I've never liked Bittman's books. i've gone through older editions of this book and wondered how it ever got published. He tends to dumb things down to the point they're no longer what they're supposed to be. And he rarely explains how and what he dumbed down so you can learn from the adaptation process.


----------



## kyheirloomer (Feb 1, 2007)

Glad to hear I'm not the only one, Phil. Never could understand what anybody saw in him.


----------



## gumguy (Sep 7, 2006)

We had four visitors from our laboratory in China recently. After a month in Chicago they had a lot of experience with local fare so I wanted to give them each a cookbook to remember and perhaps attempt some of what they had seen and tasted here. After skimming over my collection af several hundred cookbooks, I gave two of them the new edition of "Joy of Cooking". This seems to me the standard for the American home cook (I learned from this when just a child in the 50's and I think that most American cooks have a copy of this on the shelf) and two others were given "The America's Test kitchen Family Cookbook" which seems to me to give broad coverage with clear instructions on technique which can be helpful to someone who has learned to cook in a different food culture. When we talked about foods the group sometimes had difficulty understanding what fruits and vegetables I was talking about so I called "Johnny's Seeds" in Winslow, Maine and got them each a well illustrated seed catalog which describes and pictures the vegetables common in the US to help them conceptualize the descriptions and recipes in the cookbooks and makes it easier to be sure that they have the correct translation when looking for a Chinese analog. They also enjoyed Mexican (Tex/Mex) as seen in Chicago so I gave them a couple of Mexicn cookbooks to share among the group but I think that any attempt at Mexican style cooking will require major adaptation to use locally available (Guangzhou) Chinese ingredients. 
Are there other cookbooks that represent American cooking that would be good gifts for English speaking foreign visitors to take home.


----------



## happyfood (Feb 24, 2009)

I like this book quite a bit. It's not necessarily for chefs though. 
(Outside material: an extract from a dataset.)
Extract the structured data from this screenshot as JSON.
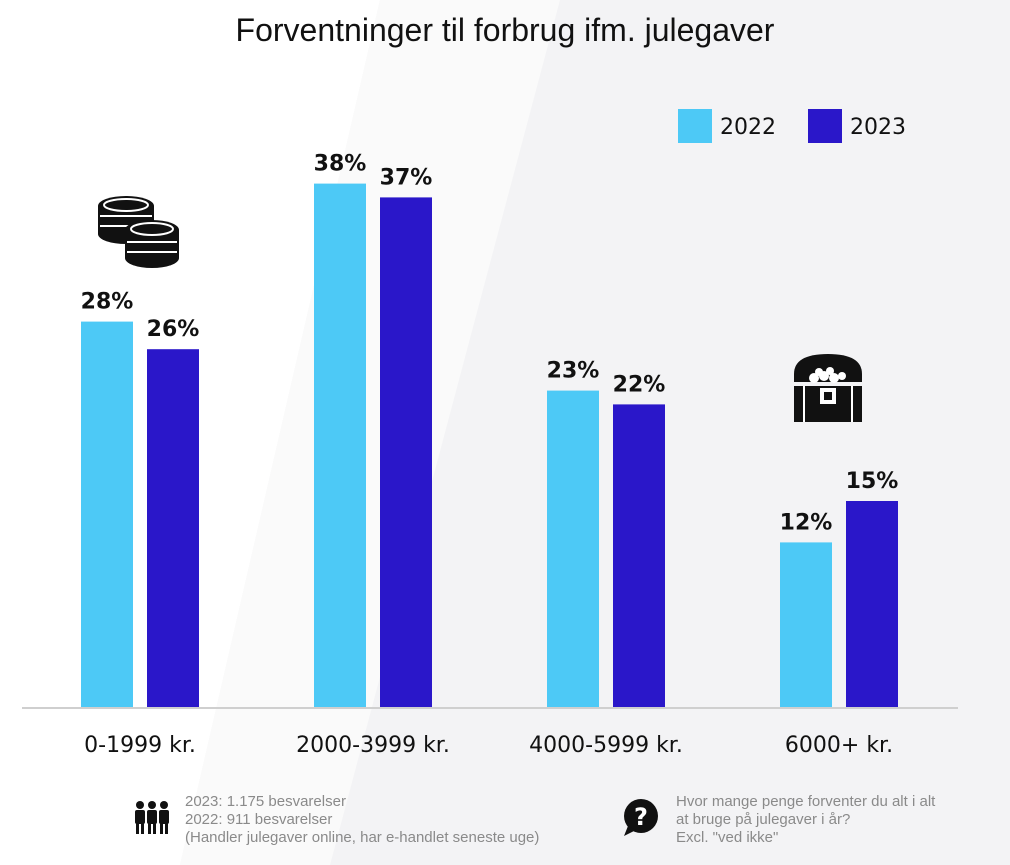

One could make the argument that the recipes are "dumbed down" but I find that his focus on using simple techniques with excellent ingredients results in clean flavors that balance well with other elements of a meal.

I've worked with Mark on a couple occasions and find his style relaxed and approachable, yet he combines foods in surprising ways. None of the recipes are fussy-it's just not his style-and clearly not for everyone. His column in the Times is titled "The Minimalist" and that's his focus. 

I liked his series where he cooked with well-known restaurant chefs, taking their recipes and simplifying them for the home cook. The chefs he worked with seemed to enjoy his perspective too.

If I want to make an impressive meal, it's not my go-to reference. But if I have hungry people at home and only a few things in the larder, this book inspires the cook to produce something great without a lot of time and fuss.


----------



## kyheirloomer (Feb 1, 2007)

Interesting post, GumGuy. I only wish you had thought to use it as the start of a new thread, cuz you'd probably get more responses that way. Perhaps one of the moderators will move it to do that?

Anyway, there are many books that would meet your needs. Two I would consider are:

The Williams-Sonoma pub, _New American Cooking. _It's subtitled "the Best of Contemporary Regional Cuisines." I don't know it the recipes actually are the best, but there are some great inisights into regional American cuisine. Oxmore House is the actual producer of the book.

James Peterson's _Cooking. _Although not, strictly speaking, American cooking, it can be summed up as Western for sure. And the near encyclopedic coverage of ingredients, techniques, and illustrated how-tos (there are something like 1,500 photos) might be perfect for your guests.

For an understanding of American ingredients and how they are used, I would definately take a look at Wiley's brand new, _The Visual Food Lover's Guide. _This lavishly illustrated book includes info on buying, preparing, and storing more than a thousand types of food.

Hope this helps.


----------